The federation said the cane armers across the country had been demanding a price based on the Swaminathan Commission formula of C2+50%, which translates to a minimum of Rs. 500/quintal or Rs. 5,000/tonne as the FRP of cane at a recovery rate of 9.5 %. “However, the government's announcement fails to consider the rising production costs due to skyrocketing input prices,” it said.

A table accompanying the press release highlights the projected costs (C2) for sugarcane production in various states and the loss incurred by farmers at the announced FRP of Rs. 315/quintal. The weighted average of state government projections of C2 costs amounts to Rs. 438.75/quintal under the C2+50% formula. In contrast, the current FRP of Rs. 315/quintal results in a loss of Rs. 123.5/quintal for farmers nationwide.


The federation further demanded a share in profits generated from the sale of primary byproducts such as bagasse, molasses, and press mud, as well as a share of earnings from ethanol production and co-generation of power. The press release pointed out that sugar mills owe substantial arrears to farmers, and the closure of hundreds of mills across the country had placed the farmers in a state of “severe distress.”
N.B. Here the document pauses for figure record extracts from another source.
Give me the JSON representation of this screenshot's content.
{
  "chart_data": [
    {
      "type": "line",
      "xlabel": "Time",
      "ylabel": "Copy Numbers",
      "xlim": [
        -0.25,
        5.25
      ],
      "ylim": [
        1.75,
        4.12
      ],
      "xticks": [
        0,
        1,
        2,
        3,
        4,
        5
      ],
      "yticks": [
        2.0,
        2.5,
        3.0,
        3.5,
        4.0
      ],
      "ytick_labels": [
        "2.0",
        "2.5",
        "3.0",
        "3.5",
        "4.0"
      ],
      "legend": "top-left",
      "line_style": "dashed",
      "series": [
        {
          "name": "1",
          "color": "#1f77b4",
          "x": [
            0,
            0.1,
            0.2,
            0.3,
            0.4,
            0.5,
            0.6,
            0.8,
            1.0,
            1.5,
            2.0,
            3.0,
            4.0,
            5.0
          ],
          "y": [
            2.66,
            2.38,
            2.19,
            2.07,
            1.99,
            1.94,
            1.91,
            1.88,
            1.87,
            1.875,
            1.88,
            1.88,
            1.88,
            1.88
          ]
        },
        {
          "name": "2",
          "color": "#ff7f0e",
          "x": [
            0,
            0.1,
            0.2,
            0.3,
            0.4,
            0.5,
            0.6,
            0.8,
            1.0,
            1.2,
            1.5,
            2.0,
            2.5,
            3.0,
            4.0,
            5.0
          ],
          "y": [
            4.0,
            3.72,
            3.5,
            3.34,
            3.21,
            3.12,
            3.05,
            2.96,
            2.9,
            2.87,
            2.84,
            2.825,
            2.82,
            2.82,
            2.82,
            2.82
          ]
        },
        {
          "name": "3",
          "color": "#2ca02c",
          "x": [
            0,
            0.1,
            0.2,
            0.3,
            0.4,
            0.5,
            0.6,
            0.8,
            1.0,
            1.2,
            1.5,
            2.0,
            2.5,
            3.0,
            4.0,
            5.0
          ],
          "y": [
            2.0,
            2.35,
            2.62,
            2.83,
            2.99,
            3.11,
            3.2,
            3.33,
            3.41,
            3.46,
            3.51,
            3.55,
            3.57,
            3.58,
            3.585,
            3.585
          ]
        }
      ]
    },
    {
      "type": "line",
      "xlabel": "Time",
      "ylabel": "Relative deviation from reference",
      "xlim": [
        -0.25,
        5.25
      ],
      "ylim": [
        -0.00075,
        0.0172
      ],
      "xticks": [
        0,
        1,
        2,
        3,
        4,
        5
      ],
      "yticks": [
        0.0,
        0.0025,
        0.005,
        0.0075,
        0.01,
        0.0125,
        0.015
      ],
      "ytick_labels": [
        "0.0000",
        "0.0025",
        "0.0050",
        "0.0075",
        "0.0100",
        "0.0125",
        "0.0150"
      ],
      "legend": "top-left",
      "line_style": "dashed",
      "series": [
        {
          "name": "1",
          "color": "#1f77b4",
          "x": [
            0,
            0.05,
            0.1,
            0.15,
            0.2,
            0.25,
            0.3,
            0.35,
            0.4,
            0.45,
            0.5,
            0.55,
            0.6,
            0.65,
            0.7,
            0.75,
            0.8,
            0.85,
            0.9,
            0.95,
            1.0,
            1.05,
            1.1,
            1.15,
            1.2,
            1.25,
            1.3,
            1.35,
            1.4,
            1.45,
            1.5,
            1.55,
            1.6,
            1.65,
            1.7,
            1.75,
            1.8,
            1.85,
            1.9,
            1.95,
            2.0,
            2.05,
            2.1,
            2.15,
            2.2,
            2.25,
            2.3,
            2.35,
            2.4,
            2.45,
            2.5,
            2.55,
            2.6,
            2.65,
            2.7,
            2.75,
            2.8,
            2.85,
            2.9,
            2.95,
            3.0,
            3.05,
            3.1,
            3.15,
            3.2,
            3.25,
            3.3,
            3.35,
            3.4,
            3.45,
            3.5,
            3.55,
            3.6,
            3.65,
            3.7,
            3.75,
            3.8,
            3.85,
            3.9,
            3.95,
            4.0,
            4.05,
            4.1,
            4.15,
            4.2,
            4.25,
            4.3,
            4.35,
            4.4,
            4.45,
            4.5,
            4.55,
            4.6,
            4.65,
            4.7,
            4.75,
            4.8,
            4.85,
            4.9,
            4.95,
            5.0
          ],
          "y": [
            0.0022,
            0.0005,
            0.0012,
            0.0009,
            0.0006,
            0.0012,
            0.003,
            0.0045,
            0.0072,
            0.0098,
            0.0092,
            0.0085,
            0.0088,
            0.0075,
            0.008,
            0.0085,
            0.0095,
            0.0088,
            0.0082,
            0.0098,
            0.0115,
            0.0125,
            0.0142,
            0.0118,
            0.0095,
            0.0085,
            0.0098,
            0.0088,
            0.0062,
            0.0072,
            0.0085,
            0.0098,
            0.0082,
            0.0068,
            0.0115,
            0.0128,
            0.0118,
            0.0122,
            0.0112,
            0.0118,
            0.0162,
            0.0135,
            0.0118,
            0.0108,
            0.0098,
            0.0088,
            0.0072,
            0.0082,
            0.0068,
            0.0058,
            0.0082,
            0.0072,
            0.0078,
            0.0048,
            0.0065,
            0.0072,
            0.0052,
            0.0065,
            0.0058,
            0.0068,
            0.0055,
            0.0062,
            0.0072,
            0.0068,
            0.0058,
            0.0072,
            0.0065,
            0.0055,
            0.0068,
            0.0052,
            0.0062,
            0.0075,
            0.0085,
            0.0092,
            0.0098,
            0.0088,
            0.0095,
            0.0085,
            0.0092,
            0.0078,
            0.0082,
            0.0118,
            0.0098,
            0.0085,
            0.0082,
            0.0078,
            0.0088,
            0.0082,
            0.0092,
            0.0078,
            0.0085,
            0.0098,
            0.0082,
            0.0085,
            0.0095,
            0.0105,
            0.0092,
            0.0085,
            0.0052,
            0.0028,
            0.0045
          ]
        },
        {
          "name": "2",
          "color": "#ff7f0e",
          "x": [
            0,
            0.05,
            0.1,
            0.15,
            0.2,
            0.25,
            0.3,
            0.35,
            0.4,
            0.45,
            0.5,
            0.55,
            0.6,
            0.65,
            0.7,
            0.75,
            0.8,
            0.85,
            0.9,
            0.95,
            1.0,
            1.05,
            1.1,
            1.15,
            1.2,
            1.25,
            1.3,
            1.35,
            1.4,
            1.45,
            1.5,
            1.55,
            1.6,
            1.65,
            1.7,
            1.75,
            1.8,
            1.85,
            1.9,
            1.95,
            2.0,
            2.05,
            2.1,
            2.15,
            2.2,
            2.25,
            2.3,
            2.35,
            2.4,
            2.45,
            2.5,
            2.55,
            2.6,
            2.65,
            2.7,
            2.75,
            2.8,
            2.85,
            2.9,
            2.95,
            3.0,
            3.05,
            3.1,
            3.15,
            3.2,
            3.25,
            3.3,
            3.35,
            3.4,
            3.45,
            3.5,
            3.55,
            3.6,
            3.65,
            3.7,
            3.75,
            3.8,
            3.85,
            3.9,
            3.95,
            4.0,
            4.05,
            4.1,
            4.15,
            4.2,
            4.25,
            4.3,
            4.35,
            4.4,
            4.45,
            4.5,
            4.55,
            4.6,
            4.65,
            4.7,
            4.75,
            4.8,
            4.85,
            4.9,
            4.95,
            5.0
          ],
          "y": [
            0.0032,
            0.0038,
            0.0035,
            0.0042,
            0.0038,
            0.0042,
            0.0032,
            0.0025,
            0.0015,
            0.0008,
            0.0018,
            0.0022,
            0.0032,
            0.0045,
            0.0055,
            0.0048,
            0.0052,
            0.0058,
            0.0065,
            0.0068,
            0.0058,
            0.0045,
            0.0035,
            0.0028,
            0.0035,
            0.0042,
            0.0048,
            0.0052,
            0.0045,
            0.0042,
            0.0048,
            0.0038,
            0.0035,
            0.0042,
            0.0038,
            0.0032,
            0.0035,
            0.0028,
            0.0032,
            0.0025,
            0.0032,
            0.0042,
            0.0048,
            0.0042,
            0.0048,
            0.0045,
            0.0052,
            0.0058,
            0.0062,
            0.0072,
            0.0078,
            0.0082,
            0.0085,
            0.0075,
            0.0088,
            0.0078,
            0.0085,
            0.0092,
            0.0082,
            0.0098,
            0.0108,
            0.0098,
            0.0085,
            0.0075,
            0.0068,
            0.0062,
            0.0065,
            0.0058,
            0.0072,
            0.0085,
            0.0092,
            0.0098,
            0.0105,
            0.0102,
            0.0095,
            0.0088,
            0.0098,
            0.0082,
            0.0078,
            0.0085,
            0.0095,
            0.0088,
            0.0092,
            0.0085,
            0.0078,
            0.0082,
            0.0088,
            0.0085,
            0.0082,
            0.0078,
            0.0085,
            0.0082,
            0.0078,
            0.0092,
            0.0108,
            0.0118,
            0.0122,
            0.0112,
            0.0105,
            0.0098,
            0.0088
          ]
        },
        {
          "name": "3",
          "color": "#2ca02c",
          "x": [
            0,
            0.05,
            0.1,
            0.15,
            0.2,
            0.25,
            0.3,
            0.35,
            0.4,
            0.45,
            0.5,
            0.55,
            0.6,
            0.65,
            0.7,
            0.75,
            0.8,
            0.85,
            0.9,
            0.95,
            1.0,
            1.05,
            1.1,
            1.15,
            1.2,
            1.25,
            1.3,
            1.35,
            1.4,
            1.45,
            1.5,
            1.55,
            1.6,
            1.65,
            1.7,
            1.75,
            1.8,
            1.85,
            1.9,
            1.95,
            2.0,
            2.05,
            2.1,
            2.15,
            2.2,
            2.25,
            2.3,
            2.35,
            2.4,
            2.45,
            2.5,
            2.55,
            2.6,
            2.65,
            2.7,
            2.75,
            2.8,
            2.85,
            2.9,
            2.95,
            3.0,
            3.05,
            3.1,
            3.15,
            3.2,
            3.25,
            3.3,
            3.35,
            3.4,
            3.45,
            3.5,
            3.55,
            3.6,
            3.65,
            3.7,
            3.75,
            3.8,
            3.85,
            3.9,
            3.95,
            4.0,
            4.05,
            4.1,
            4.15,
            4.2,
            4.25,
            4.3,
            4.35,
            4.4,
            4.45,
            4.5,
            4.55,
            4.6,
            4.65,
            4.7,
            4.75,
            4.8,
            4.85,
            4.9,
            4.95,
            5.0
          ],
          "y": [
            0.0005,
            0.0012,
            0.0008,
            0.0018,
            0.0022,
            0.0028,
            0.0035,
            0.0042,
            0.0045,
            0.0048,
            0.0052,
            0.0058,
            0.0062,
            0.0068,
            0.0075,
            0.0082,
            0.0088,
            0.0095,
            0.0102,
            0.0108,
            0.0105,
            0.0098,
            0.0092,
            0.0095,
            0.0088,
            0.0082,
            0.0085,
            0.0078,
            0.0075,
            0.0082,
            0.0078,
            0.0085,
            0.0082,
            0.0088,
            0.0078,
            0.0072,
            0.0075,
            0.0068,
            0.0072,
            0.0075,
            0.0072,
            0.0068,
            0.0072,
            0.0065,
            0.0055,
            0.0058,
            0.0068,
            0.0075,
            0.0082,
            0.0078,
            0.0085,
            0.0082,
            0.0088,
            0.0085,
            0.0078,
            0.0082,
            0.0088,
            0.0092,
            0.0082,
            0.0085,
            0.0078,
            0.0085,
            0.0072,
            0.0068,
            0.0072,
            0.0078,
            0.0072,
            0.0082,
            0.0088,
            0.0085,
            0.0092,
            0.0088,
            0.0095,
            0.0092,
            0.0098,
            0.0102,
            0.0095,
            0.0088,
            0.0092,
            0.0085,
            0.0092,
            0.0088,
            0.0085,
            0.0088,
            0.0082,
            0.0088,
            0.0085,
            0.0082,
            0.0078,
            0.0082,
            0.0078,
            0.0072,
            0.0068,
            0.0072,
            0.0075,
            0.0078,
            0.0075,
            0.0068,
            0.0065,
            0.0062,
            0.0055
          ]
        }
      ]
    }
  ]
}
In light of these grievances, the federation urged the Centre to immediately revise the price of sugarcane and set it at Rs. 500/ quintal (Rs. 5,000/tonne). They also demand a fair share in profits from byproducts, arrears payment, and closed mills reopening. Additionally, it also opposed privatisation of cooperative and public-sector sugar mills.

Highlighting the concerns raised by the Commission on Agricultural Costs and Prices (CACP), which indicates that the revenue-sharing formula may result in lower cane prices than the FRP due to low sugar prices and/or by-product values, the federation said to address this issue, the CACP (Commission for Agricutural Costs and Prices) recommends the establishment of a Price Stabilisation Fund, which would act as a self-financing mechanism to bridge the gap between the revenue-sharing formula payment and FRP during periods of low sugar prices. It accused the Union government of shirking its responsibilities and warned against the dangers of the current revenue-sharing formula.

The release also notes that the CACP suggests a staggered payment system for farmers, as most sugar mills cannot pay within the mandated 14-day period due to the staggered realisation from sugar sales throughout the year. It opposed this recommendation and criticised the CACP for fixing low prices for sugarcane while discouraging states from setting higher State Advised Prices (SAP).

The AISFF said these “retrograde recommendations primarily benefit corporate companies rather than prioritising the interests of the farmers.”